For years, I have been irked by a certain Sathya Sai Baba devotee trying to get everyone and their brother (me included) to come to their bhajans and their 'seva' sessions and everything else that they do. Now, those things in and of themselves are not things that I cannot stand participating in or attending, but when they sit in the middle of something that seems so cultish and in the middle of devotees who are so pushy and do not take kindly to anyone who does not view their 'God' or 'Baba' or who or whatever they consider him to be, in the same way, I do not want to go anywhere near them.

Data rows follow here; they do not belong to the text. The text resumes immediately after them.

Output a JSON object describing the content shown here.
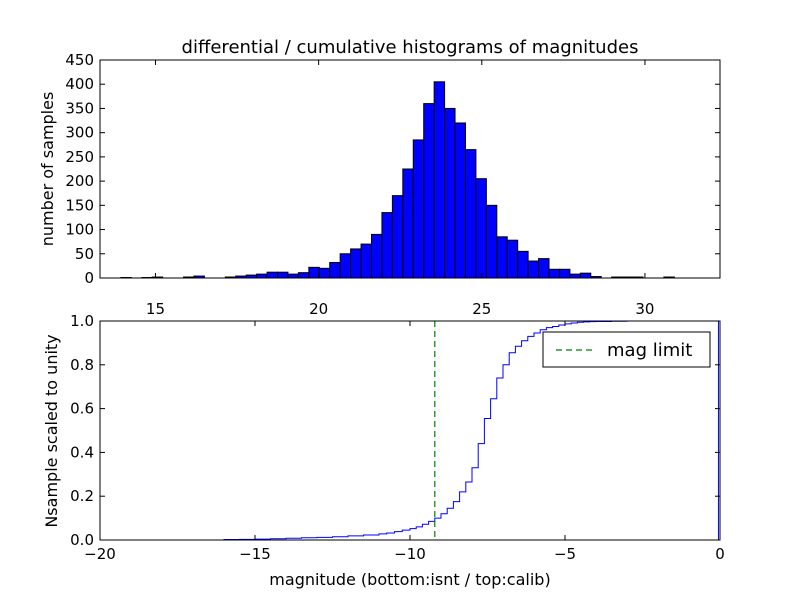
{
  "title": "differential / cumulative histograms of magnitudes",
  "colors": {
    "bar_fill": "#0000ff",
    "step_line": "#0000ff",
    "limit_line": "#008000"
  },
  "chart_data": [
    {
      "type": "bar",
      "title": "differential / cumulative histograms of magnitudes",
      "ylabel": "number of samples",
      "xlabel": "",
      "xlim": [
        13.3,
        32.3
      ],
      "ylim": [
        0,
        450
      ],
      "xticks": [
        15,
        20,
        25,
        30
      ],
      "yticks": [
        0,
        50,
        100,
        150,
        200,
        250,
        300,
        350,
        400,
        450
      ],
      "x_tick_position": "bottom",
      "bin_width": 0.32,
      "bin_start": 13.3,
      "counts": [
        0,
        0,
        1,
        0,
        1,
        2,
        0,
        0,
        2,
        4,
        0,
        0,
        2,
        4,
        6,
        8,
        12,
        12,
        8,
        11,
        22,
        20,
        32,
        50,
        60,
        70,
        90,
        135,
        170,
        225,
        285,
        360,
        405,
        350,
        320,
        265,
        205,
        150,
        85,
        78,
        55,
        35,
        40,
        18,
        18,
        8,
        10,
        3,
        0,
        2,
        2,
        2,
        0,
        0,
        2,
        0,
        0,
        0,
        0,
        0
      ],
      "grid": false,
      "legend": null
    },
    {
      "type": "line",
      "ylabel": "Nsample scaled to unity",
      "xlabel": "magnitude (bottom:isnt / top:calib)",
      "xlim": [
        -20,
        0
      ],
      "ylim": [
        0.0,
        1.0
      ],
      "xticks": [
        -20,
        -15,
        -10,
        -5,
        0
      ],
      "yticks": [
        0.0,
        0.2,
        0.4,
        0.6,
        0.8,
        1.0
      ],
      "step_x": [
        -20,
        -16,
        -15.5,
        -15,
        -14.5,
        -14,
        -13.5,
        -13,
        -12.5,
        -12,
        -11.5,
        -11,
        -10.75,
        -10.5,
        -10.25,
        -10,
        -9.8,
        -9.6,
        -9.4,
        -9.2,
        -9,
        -8.8,
        -8.6,
        -8.4,
        -8.2,
        -8,
        -7.8,
        -7.6,
        -7.4,
        -7.2,
        -7,
        -6.8,
        -6.6,
        -6.4,
        -6.2,
        -6,
        -5.8,
        -5.6,
        -5.4,
        -5.2,
        -5,
        -4.8,
        -4.6,
        -4.4,
        -4.2,
        -4,
        -3.5,
        -3,
        -2,
        -0.05
      ],
      "step_y": [
        0,
        0.002,
        0.003,
        0.004,
        0.006,
        0.008,
        0.01,
        0.012,
        0.015,
        0.019,
        0.023,
        0.028,
        0.032,
        0.038,
        0.045,
        0.052,
        0.06,
        0.072,
        0.085,
        0.1,
        0.12,
        0.145,
        0.175,
        0.22,
        0.265,
        0.33,
        0.44,
        0.555,
        0.645,
        0.74,
        0.8,
        0.855,
        0.885,
        0.91,
        0.93,
        0.945,
        0.96,
        0.97,
        0.975,
        0.982,
        0.987,
        0.991,
        0.994,
        0.996,
        0.997,
        0.998,
        0.999,
        1.0,
        1.0,
        1.0
      ],
      "series": [
        {
          "name": "mag limit",
          "x": -9.2,
          "style": "dashed-vertical"
        }
      ],
      "legend": {
        "location": "top-right",
        "entries": [
          "mag limit"
        ]
      },
      "grid": false
    }
  ],
  "top": {
    "ylabel": "number of samples",
    "yticks": [
      "0",
      "50",
      "100",
      "150",
      "200",
      "250",
      "300",
      "350",
      "400",
      "450"
    ],
    "xticks": [
      "15",
      "20",
      "25",
      "30"
    ]
  },
  "bottom": {
    "ylabel": "Nsample scaled to unity",
    "xlabel": "magnitude (bottom:isnt / top:calib)",
    "yticks": [
      "0.0",
      "0.2",
      "0.4",
      "0.6",
      "0.8",
      "1.0"
    ],
    "xticks": [
      "−20",
      "−15",
      "−10",
      "−5",
      "0"
    ],
    "legend_label": "mag limit"
  }
}
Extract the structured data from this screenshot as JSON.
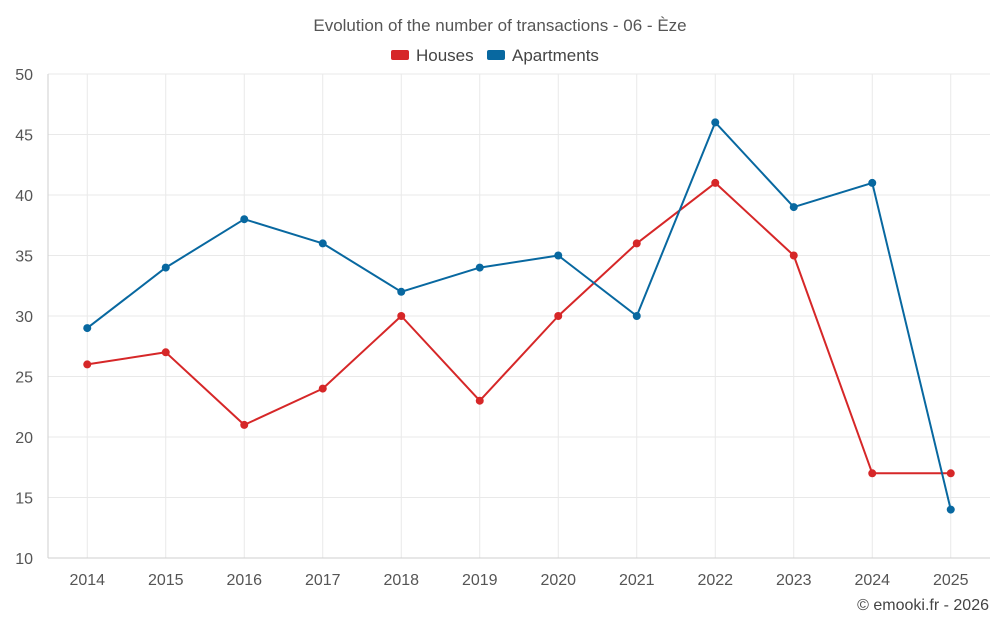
{
  "chart_data": {
    "type": "line",
    "title": "Evolution of the number of transactions - 06 - Èze",
    "categories": [
      "2014",
      "2015",
      "2016",
      "2017",
      "2018",
      "2019",
      "2020",
      "2021",
      "2022",
      "2023",
      "2024",
      "2025"
    ],
    "series": [
      {
        "name": "Houses",
        "color": "#d62728",
        "values": [
          26,
          27,
          21,
          24,
          30,
          23,
          30,
          36,
          41,
          35,
          17,
          17
        ]
      },
      {
        "name": "Apartments",
        "color": "#0868a0",
        "values": [
          29,
          34,
          38,
          36,
          32,
          34,
          35,
          30,
          46,
          39,
          41,
          14
        ]
      }
    ],
    "ylim": [
      10,
      50
    ],
    "yticks": [
      10,
      15,
      20,
      25,
      30,
      35,
      40,
      45,
      50
    ],
    "xlabel": "",
    "ylabel": "",
    "grid": true,
    "legend": "top-center"
  },
  "credit": "© emooki.fr - 2026"
}
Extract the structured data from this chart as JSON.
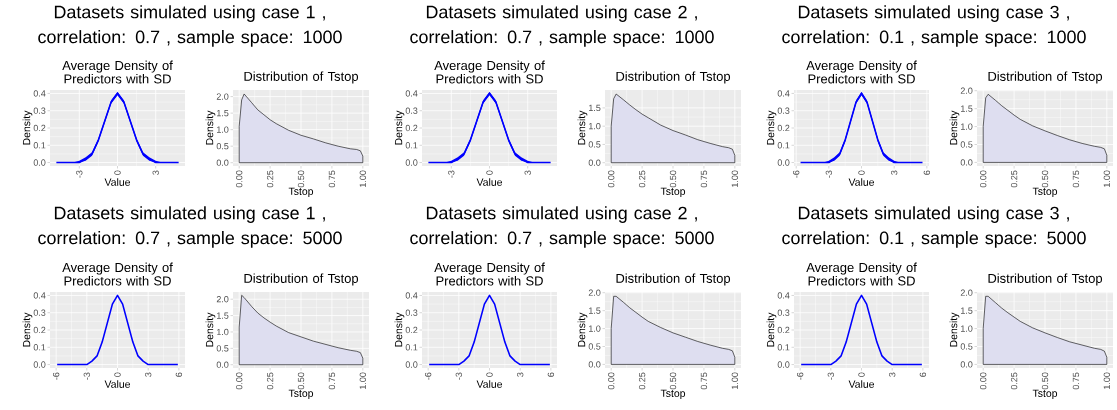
{
  "chart_data": [
    {
      "type": "line",
      "title": "Datasets simulated using case 1 , correlation: 0.7 , sample space: 1000",
      "subtitle": "Average Density of Predictors with SD",
      "xlabel": "Value",
      "ylabel": "Density",
      "grid": true,
      "x": [
        -4.8,
        -4,
        -3.5,
        -3,
        -2.5,
        -2,
        -1.5,
        -1,
        -0.5,
        0,
        0.5,
        1,
        1.5,
        2,
        2.5,
        3,
        3.5,
        4,
        4.8
      ],
      "series": [
        {
          "color": "#0000ff",
          "values": [
            0,
            0,
            0,
            0,
            0.02,
            0.05,
            0.13,
            0.24,
            0.35,
            0.4,
            0.35,
            0.24,
            0.13,
            0.05,
            0.02,
            0,
            0,
            0,
            0
          ],
          "lower": [
            0,
            0,
            0,
            0,
            0.01,
            0.04,
            0.12,
            0.23,
            0.34,
            0.39,
            0.34,
            0.23,
            0.12,
            0.04,
            0.01,
            0,
            0,
            0,
            0
          ],
          "upper": [
            0,
            0,
            0,
            0.01,
            0.03,
            0.06,
            0.14,
            0.25,
            0.36,
            0.41,
            0.36,
            0.25,
            0.14,
            0.06,
            0.03,
            0.01,
            0,
            0,
            0
          ]
        }
      ],
      "xlim": [
        -5.3,
        5.3
      ],
      "xticks": [
        -3,
        0,
        3
      ],
      "ylim": [
        -0.02,
        0.42
      ],
      "yticks": [
        {
          "value": 0,
          "label": "0.0"
        },
        0.1,
        0.2,
        0.3,
        0.4
      ]
    },
    {
      "type": "area",
      "title": "Distribution of Tstop",
      "xlabel": "Tstop",
      "ylabel": "Density",
      "grid": true,
      "x": [
        0,
        0.02,
        0.04,
        0.1,
        0.15,
        0.2,
        0.25,
        0.3,
        0.4,
        0.5,
        0.6,
        0.7,
        0.8,
        0.9,
        0.95,
        0.98,
        1
      ],
      "series": [
        {
          "color": "#dedef0",
          "values": [
            1.1,
            1.9,
            2.08,
            1.82,
            1.6,
            1.45,
            1.3,
            1.18,
            0.98,
            0.83,
            0.72,
            0.6,
            0.5,
            0.42,
            0.4,
            0.36,
            0.2
          ]
        }
      ],
      "xlim": [
        -0.05,
        1.05
      ],
      "xticks": [
        {
          "value": 0,
          "label": "0.00"
        },
        0.25,
        {
          "value": 0.5,
          "label": "0.50"
        },
        0.75,
        {
          "value": 1,
          "label": "1.00"
        }
      ],
      "ylim": [
        -0.1,
        2.2
      ],
      "yticks": [
        {
          "value": 0,
          "label": "0.0"
        },
        0.5,
        {
          "value": 1,
          "label": "1.0"
        },
        1.5,
        {
          "value": 2,
          "label": "2.0"
        }
      ]
    },
    {
      "type": "line",
      "title": "Datasets simulated using case 2 , correlation: 0.7 , sample space: 1000",
      "subtitle": "Average Density of Predictors with SD",
      "xlabel": "Value",
      "ylabel": "Density",
      "grid": true,
      "x": [
        -4.8,
        -4,
        -3.5,
        -3,
        -2.5,
        -2,
        -1.5,
        -1,
        -0.5,
        0,
        0.5,
        1,
        1.5,
        2,
        2.5,
        3,
        3.5,
        4,
        4.8
      ],
      "series": [
        {
          "color": "#0000ff",
          "values": [
            0,
            0,
            0,
            0,
            0.02,
            0.05,
            0.13,
            0.24,
            0.35,
            0.4,
            0.35,
            0.24,
            0.13,
            0.05,
            0.02,
            0,
            0,
            0,
            0
          ],
          "lower": [
            0,
            0,
            0,
            0,
            0.01,
            0.04,
            0.12,
            0.23,
            0.34,
            0.39,
            0.34,
            0.23,
            0.12,
            0.04,
            0.01,
            0,
            0,
            0,
            0
          ],
          "upper": [
            0,
            0,
            0,
            0.01,
            0.03,
            0.06,
            0.14,
            0.25,
            0.36,
            0.41,
            0.36,
            0.25,
            0.14,
            0.06,
            0.03,
            0.01,
            0,
            0,
            0
          ]
        }
      ],
      "xlim": [
        -5.3,
        5.3
      ],
      "xticks": [
        -3,
        0,
        3
      ],
      "ylim": [
        -0.02,
        0.42
      ],
      "yticks": [
        {
          "value": 0,
          "label": "0.0"
        },
        0.1,
        0.2,
        0.3,
        0.4
      ]
    },
    {
      "type": "area",
      "title": "Distribution of Tstop",
      "xlabel": "Tstop",
      "ylabel": "Density",
      "grid": true,
      "x": [
        0,
        0.02,
        0.04,
        0.1,
        0.15,
        0.2,
        0.25,
        0.3,
        0.4,
        0.5,
        0.6,
        0.7,
        0.8,
        0.9,
        0.95,
        0.98,
        1
      ],
      "series": [
        {
          "color": "#dedef0",
          "values": [
            1.0,
            1.75,
            1.88,
            1.72,
            1.58,
            1.45,
            1.33,
            1.23,
            1.03,
            0.88,
            0.76,
            0.63,
            0.53,
            0.44,
            0.41,
            0.37,
            0.2
          ]
        }
      ],
      "xlim": [
        -0.05,
        1.05
      ],
      "xticks": [
        {
          "value": 0,
          "label": "0.00"
        },
        0.25,
        {
          "value": 0.5,
          "label": "0.50"
        },
        0.75,
        {
          "value": 1,
          "label": "1.00"
        }
      ],
      "ylim": [
        -0.09,
        1.99
      ],
      "yticks": [
        {
          "value": 0,
          "label": "0.0"
        },
        0.5,
        {
          "value": 1,
          "label": "1.0"
        },
        1.5
      ]
    },
    {
      "type": "line",
      "title": "Datasets simulated using case 3 , correlation: 0.1 , sample space: 1000",
      "subtitle": "Average Density of Predictors with SD",
      "xlabel": "Value",
      "ylabel": "Density",
      "grid": true,
      "x": [
        -5.6,
        -4,
        -3.5,
        -3,
        -2.5,
        -2,
        -1.5,
        -1,
        -0.5,
        0,
        0.5,
        1,
        1.5,
        2,
        2.5,
        3,
        3.5,
        4,
        5.6
      ],
      "series": [
        {
          "color": "#0000ff",
          "values": [
            0,
            0,
            0,
            0,
            0.02,
            0.05,
            0.13,
            0.24,
            0.35,
            0.4,
            0.35,
            0.24,
            0.13,
            0.05,
            0.02,
            0,
            0,
            0,
            0
          ],
          "lower": [
            0,
            0,
            0,
            0,
            0.01,
            0.04,
            0.12,
            0.23,
            0.34,
            0.39,
            0.34,
            0.23,
            0.12,
            0.04,
            0.01,
            0,
            0,
            0,
            0
          ],
          "upper": [
            0,
            0,
            0,
            0.01,
            0.03,
            0.06,
            0.14,
            0.25,
            0.36,
            0.41,
            0.36,
            0.25,
            0.14,
            0.06,
            0.03,
            0.01,
            0,
            0,
            0
          ]
        }
      ],
      "xlim": [
        -6.2,
        6.2
      ],
      "xticks": [
        -6,
        -3,
        0,
        3,
        6
      ],
      "ylim": [
        -0.02,
        0.42
      ],
      "yticks": [
        {
          "value": 0,
          "label": "0.0"
        },
        0.1,
        0.2,
        0.3,
        0.4
      ]
    },
    {
      "type": "area",
      "title": "Distribution of Tstop",
      "xlabel": "Tstop",
      "ylabel": "Density",
      "grid": true,
      "x": [
        0,
        0.02,
        0.04,
        0.1,
        0.15,
        0.2,
        0.25,
        0.3,
        0.4,
        0.5,
        0.6,
        0.7,
        0.8,
        0.9,
        0.95,
        0.98,
        1
      ],
      "series": [
        {
          "color": "#dedef0",
          "values": [
            1.0,
            1.8,
            1.9,
            1.73,
            1.58,
            1.45,
            1.32,
            1.2,
            1.02,
            0.88,
            0.75,
            0.63,
            0.53,
            0.45,
            0.42,
            0.38,
            0.2
          ]
        }
      ],
      "xlim": [
        -0.05,
        1.05
      ],
      "xticks": [
        {
          "value": 0,
          "label": "0.00"
        },
        0.25,
        {
          "value": 0.5,
          "label": "0.50"
        },
        0.75,
        {
          "value": 1,
          "label": "1.00"
        }
      ],
      "ylim": [
        -0.1,
        2.02
      ],
      "yticks": [
        {
          "value": 0,
          "label": "0.0"
        },
        0.5,
        {
          "value": 1,
          "label": "1.0"
        },
        1.5,
        {
          "value": 2,
          "label": "2.0"
        }
      ]
    },
    {
      "type": "line",
      "title": "Datasets simulated using case 1 , correlation: 0.7 , sample space: 5000",
      "subtitle": "Average Density of Predictors with SD",
      "xlabel": "Value",
      "ylabel": "Density",
      "grid": true,
      "x": [
        -5.9,
        -4,
        -3.5,
        -3,
        -2.5,
        -2,
        -1.5,
        -1,
        -0.5,
        0,
        0.5,
        1,
        1.5,
        2,
        2.5,
        3,
        3.5,
        4,
        5.9
      ],
      "series": [
        {
          "color": "#0000ff",
          "values": [
            0,
            0,
            0,
            0,
            0.02,
            0.05,
            0.13,
            0.24,
            0.35,
            0.4,
            0.35,
            0.24,
            0.13,
            0.05,
            0.02,
            0,
            0,
            0,
            0
          ]
        }
      ],
      "xlim": [
        -6.6,
        6.6
      ],
      "xticks": [
        -6,
        -3,
        0,
        3,
        6
      ],
      "ylim": [
        -0.02,
        0.42
      ],
      "yticks": [
        {
          "value": 0,
          "label": "0.0"
        },
        0.1,
        0.2,
        0.3,
        0.4
      ]
    },
    {
      "type": "area",
      "title": "Distribution of Tstop",
      "xlabel": "Tstop",
      "ylabel": "Density",
      "grid": true,
      "x": [
        0,
        0.02,
        0.04,
        0.1,
        0.15,
        0.2,
        0.25,
        0.3,
        0.4,
        0.5,
        0.6,
        0.7,
        0.8,
        0.9,
        0.95,
        0.98,
        1
      ],
      "series": [
        {
          "color": "#dedef0",
          "values": [
            1.15,
            2.12,
            2.05,
            1.78,
            1.58,
            1.43,
            1.3,
            1.18,
            0.98,
            0.85,
            0.72,
            0.62,
            0.52,
            0.44,
            0.41,
            0.37,
            0.2
          ]
        }
      ],
      "xlim": [
        -0.05,
        1.05
      ],
      "xticks": [
        {
          "value": 0,
          "label": "0.00"
        },
        0.25,
        {
          "value": 0.5,
          "label": "0.50"
        },
        0.75,
        {
          "value": 1,
          "label": "1.00"
        }
      ],
      "ylim": [
        -0.1,
        2.22
      ],
      "yticks": [
        {
          "value": 0,
          "label": "0.0"
        },
        0.5,
        {
          "value": 1,
          "label": "1.0"
        },
        1.5,
        {
          "value": 2,
          "label": "2.0"
        }
      ]
    },
    {
      "type": "line",
      "title": "Datasets simulated using case 2 , correlation: 0.7 , sample space: 5000",
      "subtitle": "Average Density of Predictors with SD",
      "xlabel": "Value",
      "ylabel": "Density",
      "grid": true,
      "x": [
        -5.9,
        -4,
        -3.5,
        -3,
        -2.5,
        -2,
        -1.5,
        -1,
        -0.5,
        0,
        0.5,
        1,
        1.5,
        2,
        2.5,
        3,
        3.5,
        4,
        5.9
      ],
      "series": [
        {
          "color": "#0000ff",
          "values": [
            0,
            0,
            0,
            0,
            0.02,
            0.05,
            0.13,
            0.24,
            0.35,
            0.4,
            0.35,
            0.24,
            0.13,
            0.05,
            0.02,
            0,
            0,
            0,
            0
          ]
        }
      ],
      "xlim": [
        -6.6,
        6.6
      ],
      "xticks": [
        -6,
        -3,
        0,
        3,
        6
      ],
      "ylim": [
        -0.02,
        0.42
      ],
      "yticks": [
        {
          "value": 0,
          "label": "0.0"
        },
        0.1,
        0.2,
        0.3,
        0.4
      ]
    },
    {
      "type": "area",
      "title": "Distribution of Tstop",
      "xlabel": "Tstop",
      "ylabel": "Density",
      "grid": true,
      "x": [
        0,
        0.02,
        0.04,
        0.1,
        0.15,
        0.2,
        0.25,
        0.3,
        0.4,
        0.5,
        0.6,
        0.7,
        0.8,
        0.9,
        0.95,
        0.98,
        1
      ],
      "series": [
        {
          "color": "#dedef0",
          "values": [
            1.0,
            1.9,
            1.9,
            1.73,
            1.58,
            1.45,
            1.32,
            1.2,
            1.03,
            0.88,
            0.76,
            0.64,
            0.54,
            0.45,
            0.42,
            0.38,
            0.2
          ]
        }
      ],
      "xlim": [
        -0.05,
        1.05
      ],
      "xticks": [
        {
          "value": 0,
          "label": "0.00"
        },
        0.25,
        {
          "value": 0.5,
          "label": "0.50"
        },
        0.75,
        {
          "value": 1,
          "label": "1.00"
        }
      ],
      "ylim": [
        -0.1,
        2.02
      ],
      "yticks": [
        {
          "value": 0,
          "label": "0.0"
        },
        0.5,
        {
          "value": 1,
          "label": "1.0"
        },
        1.5,
        {
          "value": 2,
          "label": "2.0"
        }
      ]
    },
    {
      "type": "line",
      "title": "Datasets simulated using case 3 , correlation: 0.1 , sample space: 5000",
      "subtitle": "Average Density of Predictors with SD",
      "xlabel": "Value",
      "ylabel": "Density",
      "grid": true,
      "x": [
        -5.9,
        -4,
        -3.5,
        -3,
        -2.5,
        -2,
        -1.5,
        -1,
        -0.5,
        0,
        0.5,
        1,
        1.5,
        2,
        2.5,
        3,
        3.5,
        4,
        5.9
      ],
      "series": [
        {
          "color": "#0000ff",
          "values": [
            0,
            0,
            0,
            0,
            0.02,
            0.05,
            0.13,
            0.24,
            0.35,
            0.4,
            0.35,
            0.24,
            0.13,
            0.05,
            0.02,
            0,
            0,
            0,
            0
          ]
        }
      ],
      "xlim": [
        -6.6,
        6.6
      ],
      "xticks": [
        -6,
        -3,
        0,
        3,
        6
      ],
      "ylim": [
        -0.02,
        0.42
      ],
      "yticks": [
        {
          "value": 0,
          "label": "0.0"
        },
        0.1,
        0.2,
        0.3,
        0.4
      ]
    },
    {
      "type": "area",
      "title": "Distribution of Tstop",
      "xlabel": "Tstop",
      "ylabel": "Density",
      "grid": true,
      "x": [
        0,
        0.02,
        0.04,
        0.1,
        0.15,
        0.2,
        0.25,
        0.3,
        0.4,
        0.5,
        0.6,
        0.7,
        0.8,
        0.9,
        0.95,
        0.98,
        1
      ],
      "series": [
        {
          "color": "#dedef0",
          "values": [
            1.0,
            1.9,
            1.9,
            1.72,
            1.57,
            1.44,
            1.32,
            1.2,
            1.02,
            0.88,
            0.75,
            0.63,
            0.54,
            0.45,
            0.42,
            0.37,
            0.2
          ]
        }
      ],
      "xlim": [
        -0.05,
        1.05
      ],
      "xticks": [
        {
          "value": 0,
          "label": "0.00"
        },
        0.25,
        {
          "value": 0.5,
          "label": "0.50"
        },
        0.75,
        {
          "value": 1,
          "label": "1.00"
        }
      ],
      "ylim": [
        -0.1,
        2.02
      ],
      "yticks": [
        {
          "value": 0,
          "label": "0.0"
        },
        0.5,
        {
          "value": 1,
          "label": "1.0"
        },
        1.5,
        {
          "value": 2,
          "label": "2.0"
        }
      ]
    }
  ]
}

And so, it is funny how incredibly annoyed we can become when other people try to shove their spiritual beliefs down our throats, yet act in the same way when we encounter our own epiphanies or have our own experiences. Not understanding how other people cannot believe in what we now believe, having experienced it for ourselves, 'it's real', we say. 'They weren't making it up'. 'It's all true - you have to try it, to experience what I did'. Until suddenly one day, someone points out that you sound like a zealot and they're not interested in trying what you did, or experiencing what you did, or even really in listening to your endless recounting of it.
So, thank you, wise person. On reflection, I understand what you mean, and furthermore, I now understand that one person's truth may be different from another's and that none of it is absolute and that if something is to come to someone, it will; it does not need me to bring it to them. Ok, well I always knew that, it's just that I couldn't help myself all this while. But now I have a lesson learned.